I sat down for a moment with my coffee, letting the work to be done wait, and I realized that this hummingbird, or whatever it was, was gradually making its way around the perimeter of the glen. Every couple of minutes, I’d hear its trill a few degrees further around the circle, marking its territory I suppose. I just sat there holding my coffee, taking in this mine and the people who had been there a hundred years ago, these enormous and ancient trees, all of this overwhelming green life, and this unseen creature slowly working its way clockwise around me, the center of its circle. At that moment I could understand how once people believed in forest fairies and changelings and magic.

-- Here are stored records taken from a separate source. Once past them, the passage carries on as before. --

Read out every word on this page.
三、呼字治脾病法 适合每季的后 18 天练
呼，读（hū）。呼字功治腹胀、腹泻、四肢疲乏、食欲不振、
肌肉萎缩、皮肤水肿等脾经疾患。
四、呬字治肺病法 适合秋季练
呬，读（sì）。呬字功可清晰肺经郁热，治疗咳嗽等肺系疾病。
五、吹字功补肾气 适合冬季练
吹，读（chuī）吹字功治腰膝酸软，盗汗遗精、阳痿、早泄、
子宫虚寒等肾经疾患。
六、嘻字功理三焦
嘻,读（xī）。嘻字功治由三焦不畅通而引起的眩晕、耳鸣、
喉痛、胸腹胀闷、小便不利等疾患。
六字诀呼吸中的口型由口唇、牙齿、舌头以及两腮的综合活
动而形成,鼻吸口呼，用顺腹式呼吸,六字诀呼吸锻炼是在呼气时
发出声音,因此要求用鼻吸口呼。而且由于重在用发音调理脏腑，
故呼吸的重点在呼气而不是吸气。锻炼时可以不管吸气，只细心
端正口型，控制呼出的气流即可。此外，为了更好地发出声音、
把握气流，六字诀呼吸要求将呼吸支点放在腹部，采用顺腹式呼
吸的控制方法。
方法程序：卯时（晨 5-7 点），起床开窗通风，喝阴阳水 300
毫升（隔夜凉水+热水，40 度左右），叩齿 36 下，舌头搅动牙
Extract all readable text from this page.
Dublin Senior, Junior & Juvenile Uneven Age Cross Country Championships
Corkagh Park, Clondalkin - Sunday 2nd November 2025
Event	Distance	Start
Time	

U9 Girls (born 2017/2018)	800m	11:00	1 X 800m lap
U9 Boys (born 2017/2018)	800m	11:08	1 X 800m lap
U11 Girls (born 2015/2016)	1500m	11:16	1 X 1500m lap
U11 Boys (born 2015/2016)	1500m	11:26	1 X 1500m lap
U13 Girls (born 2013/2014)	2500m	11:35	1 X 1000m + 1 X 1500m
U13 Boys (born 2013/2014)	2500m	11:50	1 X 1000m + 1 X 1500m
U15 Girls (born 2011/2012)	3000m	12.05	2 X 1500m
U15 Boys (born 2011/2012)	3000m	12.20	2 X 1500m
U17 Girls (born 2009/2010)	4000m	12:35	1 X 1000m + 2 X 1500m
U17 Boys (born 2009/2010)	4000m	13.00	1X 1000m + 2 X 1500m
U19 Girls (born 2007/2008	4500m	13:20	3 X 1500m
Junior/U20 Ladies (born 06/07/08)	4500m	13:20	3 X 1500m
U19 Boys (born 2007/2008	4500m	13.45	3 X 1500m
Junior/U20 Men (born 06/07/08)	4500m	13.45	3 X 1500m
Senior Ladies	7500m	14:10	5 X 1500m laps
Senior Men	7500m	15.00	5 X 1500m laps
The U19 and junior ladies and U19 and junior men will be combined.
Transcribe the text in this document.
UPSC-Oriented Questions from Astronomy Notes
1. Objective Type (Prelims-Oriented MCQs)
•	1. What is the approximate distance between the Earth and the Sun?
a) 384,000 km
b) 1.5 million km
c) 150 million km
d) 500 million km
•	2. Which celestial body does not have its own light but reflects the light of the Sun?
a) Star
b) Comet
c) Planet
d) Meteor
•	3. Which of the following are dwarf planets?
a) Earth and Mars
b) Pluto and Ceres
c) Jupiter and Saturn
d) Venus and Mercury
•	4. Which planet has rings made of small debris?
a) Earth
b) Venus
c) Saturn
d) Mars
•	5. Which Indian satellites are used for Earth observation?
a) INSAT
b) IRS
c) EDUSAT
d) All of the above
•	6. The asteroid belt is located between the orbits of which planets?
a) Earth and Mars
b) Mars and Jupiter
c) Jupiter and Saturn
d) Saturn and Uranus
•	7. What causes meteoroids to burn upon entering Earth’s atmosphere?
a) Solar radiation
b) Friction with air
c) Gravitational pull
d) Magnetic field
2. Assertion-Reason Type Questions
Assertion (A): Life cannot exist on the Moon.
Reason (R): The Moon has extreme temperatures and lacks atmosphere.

Of course, I was only assuming that it was a bird.

6 thoughts on “North Cascades 2022

    • “Buggy” does not fully express the experience. Not as bad as the Wind River mosquitos my first trip there, at least not until that last experience trying to take a bath. That was clearly the type of thing that if I’d been tied to a tree naked and left to their mercy, I’d have definitely been dead by sunrise. But all part of what makes it worth doing: that “periodic check that you are still alive.”

  1. Pingback: The Golden Throne Of The Skagit Queen | My Name is SCHOOLS

  2. Will always be worth it and when you are two broken to do it then find another natural high. The comfortable life has a way of dragging you down to the point where even walking to the shitter is a chore. Do you want to sit in a rocker and wait for death or do you want a big breasted Valkyrie take you to Valhalla?